Rien n’interdit à une société civile immobilière (SCI) qui détient des biens locatifs de les louer à ses propres associés. Ce schéma, dit de location à soi-même, ne doit toutefois pas conduire à une optimisation fiscale, au risque d’être sévèrement redressée sur le fondement de l’abus de droit.
La location à soi-même
L’expression de location à soi-même est un raccourci. En réalité, c’est la SCI, propriétaire de ses actifs immobiliers, qui les loue à ses propres associés. Ceux-ci se retrouvent dans la situation de locataires et de propriétaires indirects, puisqu’ils détiennent des parts sociales de la SCI qui les donne à bail. C’est un mécanisme couramment mis en place par les entrepreneurs. L’entrepreneur créée une SCI qui achète un local commercial et le loue à l’entreprise. Ce schéma peut être adopté avec logements et des baux habitation.
Le recours à une SCI présente notamment l’avantage de permettre à ses associés de déduire de leurs revenus fonciers, les intérêts d’un emprunt contracté pour l’acquisition du bien immobilier occupé par l’associé comme résidence principale ou secondaire, ainsi que les éventuels travaux d’entretien, de réparation ou d’amélioration réalisés.
Attention à ne pas abuser
Les associés doivent toutefois se garder d’utiliser ce schéma à des fins fiscales dans le cadre d’une SCI dite transparente, c’est-à-dire soumise à l’impôt sur le revenu. En effet, ils pourraient être tentés de profiter de la possibilité de déduction des intérêts et des travaux pour créer un déficit du même niveau que les revenus issus des loyers.
Lorsque la manipulation est flagrante, l’administration fiscale n’hésite pas à redresser les associés sur les revenus fonciers qui auraient été imposables en l’absence de déficit foncier sur le fondement de l’abus de droit fiscal. L’exemple suivant est une illustration des opérations à éviter.
Une affaire d’abus de droit
Une SCI propriétaire de logements a conclu trois baux d’habitation avec trois de ses associés membres de la même famille. Pour financer des travaux d’entretien, de réparation et d’amélioration de ses biens, la SCI a souscrit plusieurs emprunts bancaires. Et pour compenser les périodes de travaux, la SCI a accordé à ses locataires des allègements significatifs de loyer pendant trois ans.

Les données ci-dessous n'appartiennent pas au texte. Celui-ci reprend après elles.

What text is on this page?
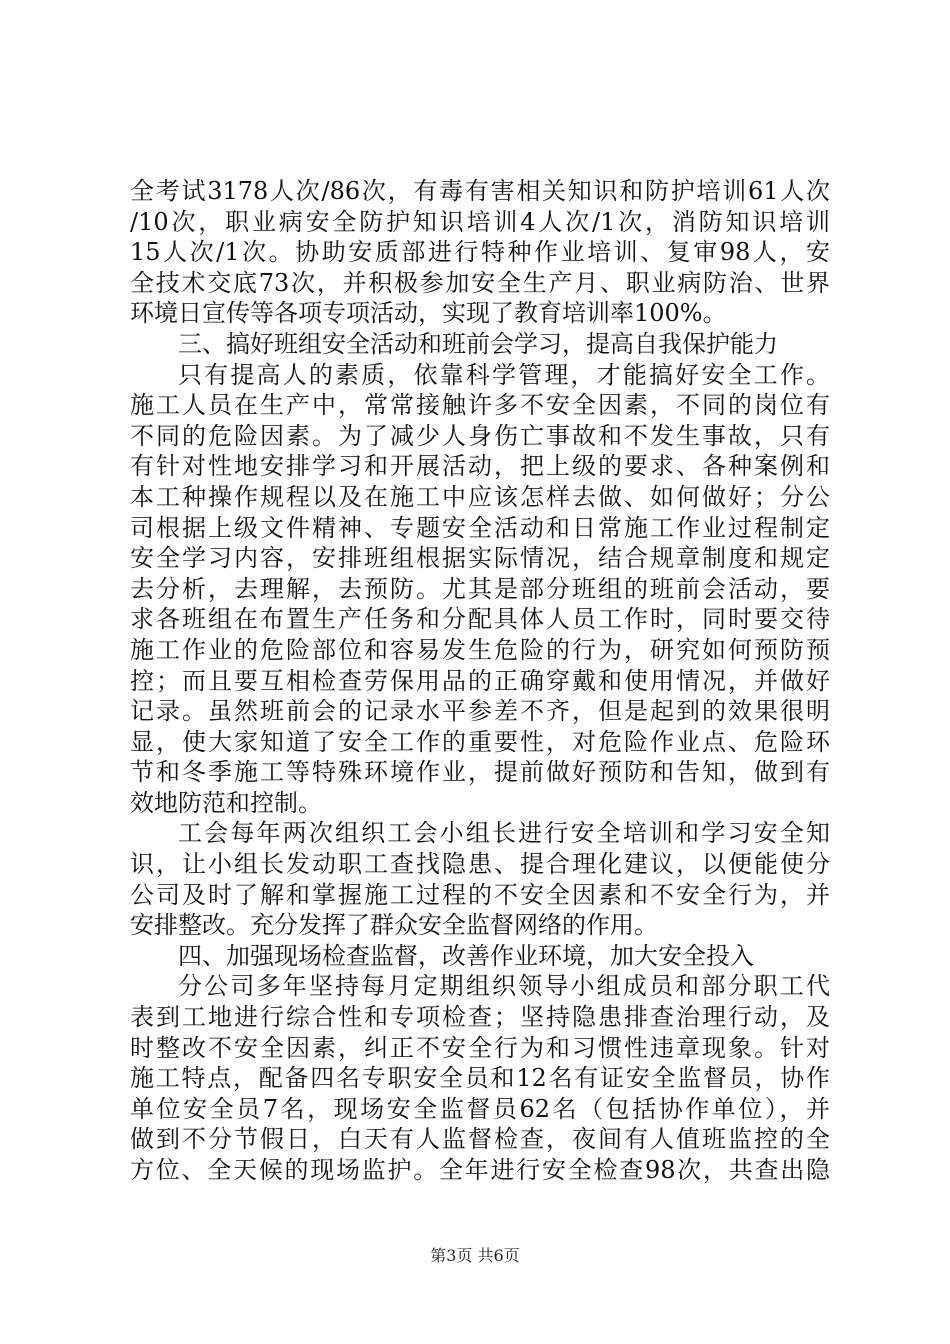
全考试3178人次/86次，有毒有害相关知识和防护培训61人次
/10次，职业病安全防护知识培训4人次/1次，消防知识培训
15人次/1次。协助安质部进行特种作业培训、复审98人，安
全技术交底73次，并积极参加安全生产月、职业病防治、世界
环境日宣传等各项专项活动，实现了教育培训率100%。
三、搞好班组安全活动和班前会学习，提高自我保护能力
只有提高人的素质，依靠科学管理，才能搞好安全工作。
施工人员在生产中，常常接触许多不安全因素，不同的岗位有
不同的危险因素。为了减少人身伤亡事故和不发生事故，只有
有针对性地安排学习和开展活动，把上级的要求、各种案例和
本工种操作规程以及在施工中应该怎样去做、如何做好；分公
司根据上级文件精神、专题安全活动和日常施工作业过程制定
安全学习内容，安排班组根据实际情况，结合规章制度和规定
去分析，去理解，去预防。尤其是部分班组的班前会活动，要
求各班组在布置生产任务和分配具体人员工作时，同时要交待
施工作业的危险部位和容易发生危险的行为，研究如何预防预
控；而且要互相检查劳保用品的正确穿戴和使用情况，并做好
记录。虽然班前会的记录水平参差不齐，但是起到的效果很明
显，使大家知道了安全工作的重要性，对危险作业点、危险环
节和冬季施工等特殊环境作业，提前做好预防和告知，做到有
效地防范和控制。
工会每年两次组织工会小组长进行安全培训和学习安全知
识，让小组长发动职工查找隐患、提合理化建议，以便能使分
公司及时了解和掌握施工过程的不安全因素和不安全行为，并
安排整改。充分发挥了群众安全监督网络的作用。
四、加强现场检查监督，改善作业环境，加大安全投入
分公司多年坚持每月定期组织领导小组成员和部分职工代
表到工地进行综合性和专项检查；坚持隐患排查治理行动，及
时整改不安全因素，纠正不安全行为和习惯性违章现象。针对
施工特点，配备四名专职安全员和12名有证安全监督员，协作
单位安全员7名，现场安全监督员62名（包括协作单位），并
做到不分节假日，白天有人监督检查，夜间有人值班监控的全
方位、全天候的现场监护。全年进行安全检查98次，共查出隐
第3页 共6页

Durant cette période, ses charges dépassaient ses loyers encaissés, la SCI a donc déclaré un déficit foncier (s’agissant d’une SCI à l’impôt sur le revenu, ce sont les associés qui ont déclaré ce déficit). Or, ce déficit était tel, qu’il rendait non imposables les revenus fonciers perçus par ailleurs par les associés, à travers une autre SCI. Dans cette affaire, l’administration fiscale comme le Comité de l’abus de droit fiscal ont conclu à l’abus de droit et rejeté le déficit foncier déclarés par les associés de la SCI (CADF, 29 sept. 2022, aff. n° 2022-07, n° 2022-08 et n° 2022-09).
Ne pas mélanger les rôles
Pour que la location à soi-même se soit pas exposée à un risque d’abus de droit, la SCI doit se comporter avec ses locataires associés comme avec n’importe quel autre locataire. Ainsi, la SCI doit fixer un loyer qui correspond à la réalité du marché locatif.
Ensuite, elle doit prendre charge uniquement les travaux qui incombent, par la loi, au propriétaire. De leur coté, les locataires, bien qu’associés, doivent supporter personnellement les charges qui incombent au locataire. Autrement dit, le fait que le locataire soit un associé doit être neutre du point de vue du bail, et de sa bonne exécution.